My friend Nabeel works with money professionally, making software for financial types. So it’s no surprise that when he went to Kansas City on a business trip that he ended up in a casino. Casinos in Kansas City? you may ask. But keep in mind that, although gambling used to be considered a vice, we like it now. Plus, Kansas City is no stranger to gambling. It was a wild place back in the Depression, when Tom Pendergast single-handedly ran the whole debauch. Despite the Prohibition, there was no shortage of booze or gambling. Pendergast’s power was such that he was able to name his man for the Senate in 1934: a former Kansas City haberdasher named Harry Truman.
Anyway, I asked Nabeel to fill me in on the dang deal in Kansas City, and this is what he said.

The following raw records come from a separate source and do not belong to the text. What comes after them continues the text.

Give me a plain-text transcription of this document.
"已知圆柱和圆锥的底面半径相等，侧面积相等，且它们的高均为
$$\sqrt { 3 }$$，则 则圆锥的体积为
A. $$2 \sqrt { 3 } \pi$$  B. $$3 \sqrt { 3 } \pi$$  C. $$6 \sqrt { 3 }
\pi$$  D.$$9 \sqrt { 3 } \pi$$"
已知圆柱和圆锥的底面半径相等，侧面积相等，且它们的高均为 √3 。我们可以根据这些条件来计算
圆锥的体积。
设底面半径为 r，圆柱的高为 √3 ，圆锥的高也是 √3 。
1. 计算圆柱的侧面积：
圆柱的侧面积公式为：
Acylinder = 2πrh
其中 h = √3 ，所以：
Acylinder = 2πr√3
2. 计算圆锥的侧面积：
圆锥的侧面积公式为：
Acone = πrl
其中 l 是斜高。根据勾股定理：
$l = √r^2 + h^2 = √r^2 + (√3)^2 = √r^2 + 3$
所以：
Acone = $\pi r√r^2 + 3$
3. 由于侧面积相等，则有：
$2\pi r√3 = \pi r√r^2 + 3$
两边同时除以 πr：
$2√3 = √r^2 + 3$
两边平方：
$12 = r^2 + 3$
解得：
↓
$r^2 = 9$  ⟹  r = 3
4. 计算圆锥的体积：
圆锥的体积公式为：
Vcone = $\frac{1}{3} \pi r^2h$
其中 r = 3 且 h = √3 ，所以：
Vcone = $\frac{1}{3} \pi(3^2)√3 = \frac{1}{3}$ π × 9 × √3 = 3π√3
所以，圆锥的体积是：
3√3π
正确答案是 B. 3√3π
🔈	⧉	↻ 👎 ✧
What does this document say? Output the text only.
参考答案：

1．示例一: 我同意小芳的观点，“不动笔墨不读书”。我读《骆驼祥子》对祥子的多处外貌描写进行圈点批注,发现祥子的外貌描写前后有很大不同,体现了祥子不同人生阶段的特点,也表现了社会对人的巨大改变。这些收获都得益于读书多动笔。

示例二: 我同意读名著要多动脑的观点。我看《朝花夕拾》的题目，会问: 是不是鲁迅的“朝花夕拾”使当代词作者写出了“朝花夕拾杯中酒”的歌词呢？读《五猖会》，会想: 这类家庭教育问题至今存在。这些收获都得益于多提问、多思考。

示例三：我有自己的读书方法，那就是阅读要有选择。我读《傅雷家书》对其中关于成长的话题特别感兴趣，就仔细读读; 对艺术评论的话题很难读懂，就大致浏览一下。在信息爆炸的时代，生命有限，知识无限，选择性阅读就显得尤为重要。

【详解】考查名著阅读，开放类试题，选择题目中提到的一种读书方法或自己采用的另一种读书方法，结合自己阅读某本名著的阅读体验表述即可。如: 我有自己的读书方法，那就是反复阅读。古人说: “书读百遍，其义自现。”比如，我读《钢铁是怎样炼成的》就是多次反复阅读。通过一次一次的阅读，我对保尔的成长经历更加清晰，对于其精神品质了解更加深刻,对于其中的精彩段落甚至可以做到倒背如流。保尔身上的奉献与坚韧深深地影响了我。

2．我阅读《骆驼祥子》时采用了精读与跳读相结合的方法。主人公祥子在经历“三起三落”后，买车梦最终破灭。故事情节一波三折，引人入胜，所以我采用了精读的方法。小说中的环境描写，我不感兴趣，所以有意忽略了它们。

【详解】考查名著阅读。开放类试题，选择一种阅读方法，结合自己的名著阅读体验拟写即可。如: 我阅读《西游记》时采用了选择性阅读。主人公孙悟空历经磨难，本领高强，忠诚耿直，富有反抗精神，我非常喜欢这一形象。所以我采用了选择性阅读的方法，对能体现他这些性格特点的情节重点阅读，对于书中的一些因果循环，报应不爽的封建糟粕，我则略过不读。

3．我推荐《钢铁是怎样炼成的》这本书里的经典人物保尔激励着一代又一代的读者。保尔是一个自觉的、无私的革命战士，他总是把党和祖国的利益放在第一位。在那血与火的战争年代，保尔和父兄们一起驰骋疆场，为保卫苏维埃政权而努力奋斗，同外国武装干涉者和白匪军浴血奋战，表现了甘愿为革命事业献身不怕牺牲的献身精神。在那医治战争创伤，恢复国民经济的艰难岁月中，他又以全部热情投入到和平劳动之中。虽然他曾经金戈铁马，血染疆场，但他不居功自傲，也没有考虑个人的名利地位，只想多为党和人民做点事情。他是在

There’s a lot to do in Kansas City. Well, not really. But now you can gamble. There are probably lots of stories about riverboat gambling, but that’s all long gone now. The casinos I saw were built on solid ground, no need to be on the water to gamble. There may be riverboat casinos left, but the Isle of Capri (where I went) was on dry land.
What makes them interesting, however, is one of their rules (I believe it’s a legal requirement for casinos in Kansas and Missouri). To enter the casino floor, you must get a player’s card for the casino. Why? Whenever you exchange real money for chips, they take your player’s card and swipe it through their machine, recording the amount you’re trying to get. You are limited to exchanging no more than $500 in 3 hours; they won’t let you exchange more than that. Essentially, this caps your losses.
This gives casinos in Kansas a totally different feel than anywhere else. There are no “high-rollers” areas — if you can’t get more than $500 cash in 3 hours, you really can’t bet too big. Most tables I saw were $5 tables. This simple policy really changes the feel of being in the casino; it’s a lot less stressful.